I have been eagerly anticipating Mark Driscoll’s message at the Desiring God National Conference not because I thought he was the perfect choice to speak about speech, but because he presented the most risk in dealing with this topic. Driscoll is edgy, sarcastic, courageous, and sometimes irreverent in his use of language. He has been the target of much criticism in evangelical circles because of this.

Driscoll employed a five-point outline for the message. Here’s a brief summary:

  1. Feed the sheep. Obviously this is the responsibility of pastors/elders, but in some sense, all believers are called to do so. We are all called to speak the gospel to one another in ways that promote our sanctification and maturity in Christ. This is especially evident in the call to be “kind” to other believers (Ephesians 4:32). The importance of this point is this: we are called to be kind, gracious, encouraging, edifying, etc, in our speech towards the sheep. But we are not expected to be kind to wolves.
  2. Rebuke the swine.
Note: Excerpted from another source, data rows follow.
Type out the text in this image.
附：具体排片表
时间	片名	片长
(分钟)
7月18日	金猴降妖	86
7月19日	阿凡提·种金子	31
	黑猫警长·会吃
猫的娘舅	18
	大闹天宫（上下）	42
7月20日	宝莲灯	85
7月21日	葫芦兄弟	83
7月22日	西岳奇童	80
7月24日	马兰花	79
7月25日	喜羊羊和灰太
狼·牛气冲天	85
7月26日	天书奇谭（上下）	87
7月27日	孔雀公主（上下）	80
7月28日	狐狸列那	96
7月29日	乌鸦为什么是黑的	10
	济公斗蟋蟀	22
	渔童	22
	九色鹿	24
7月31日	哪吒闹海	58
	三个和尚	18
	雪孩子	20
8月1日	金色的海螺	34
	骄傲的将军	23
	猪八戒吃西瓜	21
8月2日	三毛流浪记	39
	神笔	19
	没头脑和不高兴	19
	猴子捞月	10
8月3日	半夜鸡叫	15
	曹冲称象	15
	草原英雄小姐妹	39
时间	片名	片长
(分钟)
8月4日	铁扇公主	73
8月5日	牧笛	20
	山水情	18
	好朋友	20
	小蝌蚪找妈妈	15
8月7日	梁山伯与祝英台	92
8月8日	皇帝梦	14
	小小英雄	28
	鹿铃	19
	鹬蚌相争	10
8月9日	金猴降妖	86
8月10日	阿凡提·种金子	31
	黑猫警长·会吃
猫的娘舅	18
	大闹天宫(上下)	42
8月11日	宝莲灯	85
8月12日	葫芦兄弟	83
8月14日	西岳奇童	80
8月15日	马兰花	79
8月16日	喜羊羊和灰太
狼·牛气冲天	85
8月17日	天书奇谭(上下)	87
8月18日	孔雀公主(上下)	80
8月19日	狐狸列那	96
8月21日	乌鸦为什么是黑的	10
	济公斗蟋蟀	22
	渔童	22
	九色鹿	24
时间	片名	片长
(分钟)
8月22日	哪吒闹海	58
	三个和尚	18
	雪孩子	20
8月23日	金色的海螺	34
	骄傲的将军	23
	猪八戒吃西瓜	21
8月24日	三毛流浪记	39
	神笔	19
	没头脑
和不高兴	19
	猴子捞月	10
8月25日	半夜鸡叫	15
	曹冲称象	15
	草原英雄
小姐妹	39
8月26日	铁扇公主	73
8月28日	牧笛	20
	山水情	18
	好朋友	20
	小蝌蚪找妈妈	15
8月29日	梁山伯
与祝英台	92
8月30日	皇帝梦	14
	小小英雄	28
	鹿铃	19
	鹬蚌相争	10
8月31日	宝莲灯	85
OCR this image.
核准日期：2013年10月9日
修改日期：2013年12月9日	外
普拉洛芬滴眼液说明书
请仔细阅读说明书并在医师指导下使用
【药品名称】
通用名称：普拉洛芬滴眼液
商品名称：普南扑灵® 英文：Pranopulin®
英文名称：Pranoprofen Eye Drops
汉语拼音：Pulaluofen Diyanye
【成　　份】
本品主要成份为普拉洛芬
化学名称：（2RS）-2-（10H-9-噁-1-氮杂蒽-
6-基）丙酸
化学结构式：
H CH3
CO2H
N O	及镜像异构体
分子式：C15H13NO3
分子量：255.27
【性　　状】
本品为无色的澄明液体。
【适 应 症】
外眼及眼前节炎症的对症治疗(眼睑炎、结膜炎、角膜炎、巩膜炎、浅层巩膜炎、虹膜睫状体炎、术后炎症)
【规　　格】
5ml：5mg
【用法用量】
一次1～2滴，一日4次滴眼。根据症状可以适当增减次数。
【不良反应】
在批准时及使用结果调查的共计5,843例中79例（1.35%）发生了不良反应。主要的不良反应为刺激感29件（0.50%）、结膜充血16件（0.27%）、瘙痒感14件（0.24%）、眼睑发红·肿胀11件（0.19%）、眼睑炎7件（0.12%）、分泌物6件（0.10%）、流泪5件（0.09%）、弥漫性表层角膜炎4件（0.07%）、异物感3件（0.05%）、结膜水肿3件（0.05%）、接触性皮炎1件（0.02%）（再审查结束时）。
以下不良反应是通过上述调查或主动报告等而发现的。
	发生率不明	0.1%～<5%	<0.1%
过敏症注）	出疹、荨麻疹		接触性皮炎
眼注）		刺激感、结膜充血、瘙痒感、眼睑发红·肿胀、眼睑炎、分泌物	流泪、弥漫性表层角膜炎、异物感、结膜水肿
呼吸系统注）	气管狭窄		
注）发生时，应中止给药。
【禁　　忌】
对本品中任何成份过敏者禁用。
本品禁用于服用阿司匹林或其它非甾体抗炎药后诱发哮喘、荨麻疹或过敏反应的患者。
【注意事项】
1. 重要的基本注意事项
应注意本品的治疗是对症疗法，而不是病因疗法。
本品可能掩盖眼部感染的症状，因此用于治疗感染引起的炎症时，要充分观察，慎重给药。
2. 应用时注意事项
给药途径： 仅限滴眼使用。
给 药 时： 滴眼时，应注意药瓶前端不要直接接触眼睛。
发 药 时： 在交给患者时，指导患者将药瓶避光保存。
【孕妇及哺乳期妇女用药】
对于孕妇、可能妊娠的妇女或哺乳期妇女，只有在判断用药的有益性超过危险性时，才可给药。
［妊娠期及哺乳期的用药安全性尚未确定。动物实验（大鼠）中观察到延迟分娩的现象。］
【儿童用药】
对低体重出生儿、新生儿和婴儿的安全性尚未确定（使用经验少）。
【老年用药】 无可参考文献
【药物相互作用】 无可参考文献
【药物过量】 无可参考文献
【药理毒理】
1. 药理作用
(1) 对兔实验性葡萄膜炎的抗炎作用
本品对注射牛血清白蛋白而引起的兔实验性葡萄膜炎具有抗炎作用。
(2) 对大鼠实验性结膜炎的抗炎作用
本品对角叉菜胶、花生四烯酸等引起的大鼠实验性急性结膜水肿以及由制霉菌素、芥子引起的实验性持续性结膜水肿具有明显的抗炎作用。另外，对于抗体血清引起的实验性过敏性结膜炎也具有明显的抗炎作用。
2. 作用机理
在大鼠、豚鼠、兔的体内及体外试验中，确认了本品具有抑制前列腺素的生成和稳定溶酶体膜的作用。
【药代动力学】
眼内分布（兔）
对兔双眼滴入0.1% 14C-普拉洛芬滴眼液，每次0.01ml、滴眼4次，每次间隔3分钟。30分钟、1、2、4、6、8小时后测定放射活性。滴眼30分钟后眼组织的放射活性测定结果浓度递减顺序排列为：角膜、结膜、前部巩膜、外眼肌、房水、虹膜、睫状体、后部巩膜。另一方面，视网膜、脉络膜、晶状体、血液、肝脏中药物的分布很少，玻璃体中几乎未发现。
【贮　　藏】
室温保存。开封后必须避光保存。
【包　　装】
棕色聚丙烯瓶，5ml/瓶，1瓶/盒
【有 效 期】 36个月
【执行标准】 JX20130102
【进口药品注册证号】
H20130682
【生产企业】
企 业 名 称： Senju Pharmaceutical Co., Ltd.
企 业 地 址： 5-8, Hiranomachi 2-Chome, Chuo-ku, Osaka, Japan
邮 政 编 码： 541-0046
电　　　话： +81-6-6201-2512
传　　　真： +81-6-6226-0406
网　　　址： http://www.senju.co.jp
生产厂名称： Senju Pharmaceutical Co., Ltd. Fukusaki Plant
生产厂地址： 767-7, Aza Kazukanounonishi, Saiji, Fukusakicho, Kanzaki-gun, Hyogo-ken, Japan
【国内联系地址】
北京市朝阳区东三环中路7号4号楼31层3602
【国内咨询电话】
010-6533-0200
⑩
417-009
Throughout the Scripture we see repeated examples of God rebuking his “believers” when they fail to act like sheep and instead act like swine. The book of Proverbs is filled with rebuke. Isaiah 3:16-26; Amos 4:1; 6:4-6; Ezekiel 23:17-21 are all examples of God rebuking his people. And we should notice this rebuke is personal. Driscoll says insightfully, “The Bible is easily read when talking about them. It is painfully read when talking about us.”
  3. Shoot the wolves. Obviously the wolves are false teachers and even Jesus has no love loss for hypocrites and false teachers (see Matthew 23:1-36). Martin Luther said, “With the wolves you cannot be too severe. With the weak sheep you cannot be too gentle.” You shoot the wolves because you love the sheep.
  4. Bark at the dogs. This point is similar to shooting the wolves.
  5. Pray for the shepherds. This was really a powerful call for believers to pray for, defend, encourage and support their shepherds.

I’ve got a couple of thoughts about the message overall. I thought it was well-crafted, powerful, insightful and inspired courage in the way we use speech to deal with those inside and outside the church. When Driscoll was talking about shooting the wolves he said, “Sometimes the most loving thing you can do is destroy someone before they are destroyed in hell.” What Driscoll meant was that sometimes we must use speech to bring people to an end of themselves. I think Driscoll is right in as much as this is the pattern that we see in Scripture. Wasn’t this Jesus’ goal with the Pharisees in Matthew 23 or God’s goal with Job in Job 38:1-40:1? I would like to have seen Driscoll unpackage this loaded statement more from a biblical perspective. I don’t believe that strong language, biting sarcasm, irony, etc, are necessarily sinful. But they can be. So what keeps us from using them in sinful ways in the way that we speak to others. I think it boils down to motivation. The Scriptures use harsh language and the motivation is always to humble man and exalt the greatness of God. Sometimes we do the same thing with the same motivation. Humble man and exalt – not God – but ourselves. We need to be careful that we have a righteous motivation when we employ sharp language.

I also thought that the sermon lost focus during the discussion about barking at the dogs. Driscoll certainly had not refrained from using humor and wit in his sermon to this point, but it was at this point that Driscoll really unleashed his wit. My concern is that Driscoll kept pressing that Jesus was really a funny guy (which I believe he was), but that in an effort to justify the use of humor at the expense of others that Driscoll himself began to take center-stage.

The closing of the sermon was powerful and gave a profoundly insightful perspective into the kind of front-line battle Driscoll and his church are engaged in in Seattle. Can you imagine your church being the target of Hump Fest (HF is an amateur porn festival where people submit their amateur porn. To be considered you have to include something that was predetermined by the organizers. This year every submission has to include some kind of visual reference to Mars Hill Church where Driscoll pastors)? Driscoll seemed sincere and repentant of his past public verbal indiscretions.

All in all I grew in my respect for Mark Driscoll and his ministry after this message. He isn’t a perfect man but none of us are. I’m grateful for the evidence of grace that I see at work in his life and ministry. I’m thankful for his humility and willingness to put himself under the tutelage of John Piper and CJ Mahaney. I’m eager to pray for him when the Spirit brings him to mind because he is a brother in Christ serving Jesus in a dark place where people obviously both hate him and love him. And, finally, I am thankful because I am reminded in this message that I have a responsibility to speak courageously and thoughtfully both inside and outside the church. God give me grace to do so.